Officially, the company refers to Smartwords as "a lightweight, easy-to-use standard for retrieving and publishing real-time, contextually-aware information about words."
Already, the Burlingame, Calif.-based Wordnik has been generating buzz for its early work, a new, partly crowdsourced take on how to build a dictionary that has, McKean said, resulted in the company compiling information on more than 8 million English language words. Good magazine called the efforts "the steady editorial hand of a traditional dictionary with the user-supplied chaos of the Web."
But now, with Smartwords, Wordnik and its partners are aiming to bring deep levels of context to any kind of electronic text--be it in e-books on readers like the iPad, Kindle, or Nook, or on computers or mobile devices--by examining words and the words around them and linking readers to potentially vast amounts of information about them.
"A lot of people say you can know what kind of person someone is by looking at their friends," said McKean. "It's the same with words. And in the same way that people can get a pretty good idea of a person's demographic--are they the kind of person that goes to Dunkin' Donuts or to Starbucks--you can say the same thing about words. Are you the kind of word that appears in (a popular entertainment) magazine or are you the kind of word that appears in The New Yorker?"
The first stabs at Smartwords should roll out this summer, McKean said, and will be geared toward helping people get a much more personalized experience out of their digital reading. There's no way to know, of course, whether it will catch on, but with the support of Wordnik's partners and a likely surge in interest in e-readers, Wordnik clearly hopes it is hitting a sweet spot at precisely the right time.
One of the most important utilities of Smartwords is expected to be a system that will highlight words a reader isn't familiar with, offering them a definition and other contextual information.
"Right now, your e-reading device is as dumb as a book shelf [which] doesn't know what books are on it," she said. "But why doesn't your e-reader know that you've already read tons and tons of books about [one topic or another] and when you start reading a new one, it only highlights the words it thinks you haven't seen before."
Another important tool, and the one that could help with people's contextual understanding of what they're reading, could offer readers historical, literary, scientific or other kinds of references to phrases or terms they're not familiar with. So, McKean explained, if an e-book contains some sort of allusion to Shakespeare or the Bible, a reader could be alerted--and might gain more insight into the text than they would had they not understood the reference.
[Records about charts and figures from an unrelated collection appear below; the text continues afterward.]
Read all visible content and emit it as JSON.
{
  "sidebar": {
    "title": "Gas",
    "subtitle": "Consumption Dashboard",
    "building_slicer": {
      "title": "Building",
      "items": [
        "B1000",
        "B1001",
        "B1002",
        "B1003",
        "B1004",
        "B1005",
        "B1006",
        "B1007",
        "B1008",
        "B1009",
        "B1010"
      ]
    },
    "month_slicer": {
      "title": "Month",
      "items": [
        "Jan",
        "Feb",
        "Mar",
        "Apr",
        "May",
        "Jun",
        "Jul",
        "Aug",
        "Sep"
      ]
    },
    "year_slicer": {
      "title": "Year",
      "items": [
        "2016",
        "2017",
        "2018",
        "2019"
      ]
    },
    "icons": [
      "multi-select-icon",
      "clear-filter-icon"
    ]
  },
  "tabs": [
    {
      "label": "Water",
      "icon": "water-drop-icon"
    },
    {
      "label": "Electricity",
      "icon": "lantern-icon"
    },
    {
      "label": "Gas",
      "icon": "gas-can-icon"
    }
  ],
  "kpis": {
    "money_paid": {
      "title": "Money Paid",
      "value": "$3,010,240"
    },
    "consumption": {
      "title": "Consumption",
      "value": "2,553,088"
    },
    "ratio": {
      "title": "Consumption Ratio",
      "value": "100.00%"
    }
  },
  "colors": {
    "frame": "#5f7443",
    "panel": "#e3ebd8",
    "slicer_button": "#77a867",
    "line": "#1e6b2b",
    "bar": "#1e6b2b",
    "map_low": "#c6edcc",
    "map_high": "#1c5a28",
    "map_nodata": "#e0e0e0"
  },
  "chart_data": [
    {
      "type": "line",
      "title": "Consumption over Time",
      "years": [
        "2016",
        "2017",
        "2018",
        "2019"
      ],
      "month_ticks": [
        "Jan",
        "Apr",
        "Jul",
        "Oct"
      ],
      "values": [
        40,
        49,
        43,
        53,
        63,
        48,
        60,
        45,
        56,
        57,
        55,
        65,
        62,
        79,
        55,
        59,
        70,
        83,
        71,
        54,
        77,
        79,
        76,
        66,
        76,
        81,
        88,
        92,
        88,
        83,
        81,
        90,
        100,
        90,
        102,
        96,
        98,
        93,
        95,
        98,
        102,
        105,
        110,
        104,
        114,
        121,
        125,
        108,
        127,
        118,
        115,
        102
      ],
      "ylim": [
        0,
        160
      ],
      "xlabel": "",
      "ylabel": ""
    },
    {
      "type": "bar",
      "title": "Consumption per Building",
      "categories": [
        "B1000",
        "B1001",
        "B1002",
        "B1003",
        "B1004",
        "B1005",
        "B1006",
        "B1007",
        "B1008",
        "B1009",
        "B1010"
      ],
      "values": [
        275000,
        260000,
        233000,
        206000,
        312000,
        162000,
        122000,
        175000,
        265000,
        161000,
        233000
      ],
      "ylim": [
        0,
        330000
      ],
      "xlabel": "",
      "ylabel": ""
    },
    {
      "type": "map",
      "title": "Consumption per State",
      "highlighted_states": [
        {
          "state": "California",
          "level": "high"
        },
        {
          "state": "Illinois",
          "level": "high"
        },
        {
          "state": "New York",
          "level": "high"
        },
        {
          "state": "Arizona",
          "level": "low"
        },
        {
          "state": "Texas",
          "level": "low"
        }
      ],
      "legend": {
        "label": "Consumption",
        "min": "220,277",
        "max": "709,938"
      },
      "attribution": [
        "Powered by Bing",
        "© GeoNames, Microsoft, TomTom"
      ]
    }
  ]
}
Similarly, McKean imagines Smartwords being used to alert readers that a concept called one thing by an author might be called something else entirely by everyone else who has written about it. It would be able to highlight that connection, she said, by analyzing the relationships of the words used to illustrate the concept and comparing that to other texts. As well, Smartwords could be helpful for things like helping people understand which Henry they're reading about in a book on British history.
For Wordnik, launching Smartwords this summer is clearly crucial to getting applications like these onto digital devices everywhere. Once people have the standard in their hands, McKean said, anyone involved in putting out words digitally, from major book publishers to small bloggers, could implement the Smartwords application programming interfaces to provide more information to readers, and could, in theory, come up with new applications extending the standard's usefulness.
It might not seem like the most intuitive thing, but McKean argued that a very important element of Smartwords will be its social components. Basically, she said, readers will be encouraged to share "snippets" of text. They will be able to highlight a word, and Smartwords will find the context for the word, or phrase, and share that on Facebook, Twitter, or other social media.
Our society may not seem like one where people would be eager to share things like words, but McKean said that when you pay attention to people's behavior, you begin to notice that people are reading everywhere you look, whether it's a book or magazine on the train, news articles on their iPhone or e-mails on their computers.
Smartwords could also share information about where readers are in certain kinds of texts, or where they've quit reading, she said. That could be immensely valuable to publishers trying to gain more information about how people use their content. And while such a system raises the obvious privacy concerns, McKean said that addressing those concerns will be one of the goals of the Smartwords advisory board, which includes the Internet Archive, a nonprofit well-known for looking out for privacy.
One might also ask how a company trafficking in information about words plans on making money. McKean said Wordnik is essentially planning to roll out Smartwords using a traditional API model and therefore will be able to make money from things like freemium services, metered use. "The best way to monetize is to make stuff that people can't live without," McKean said.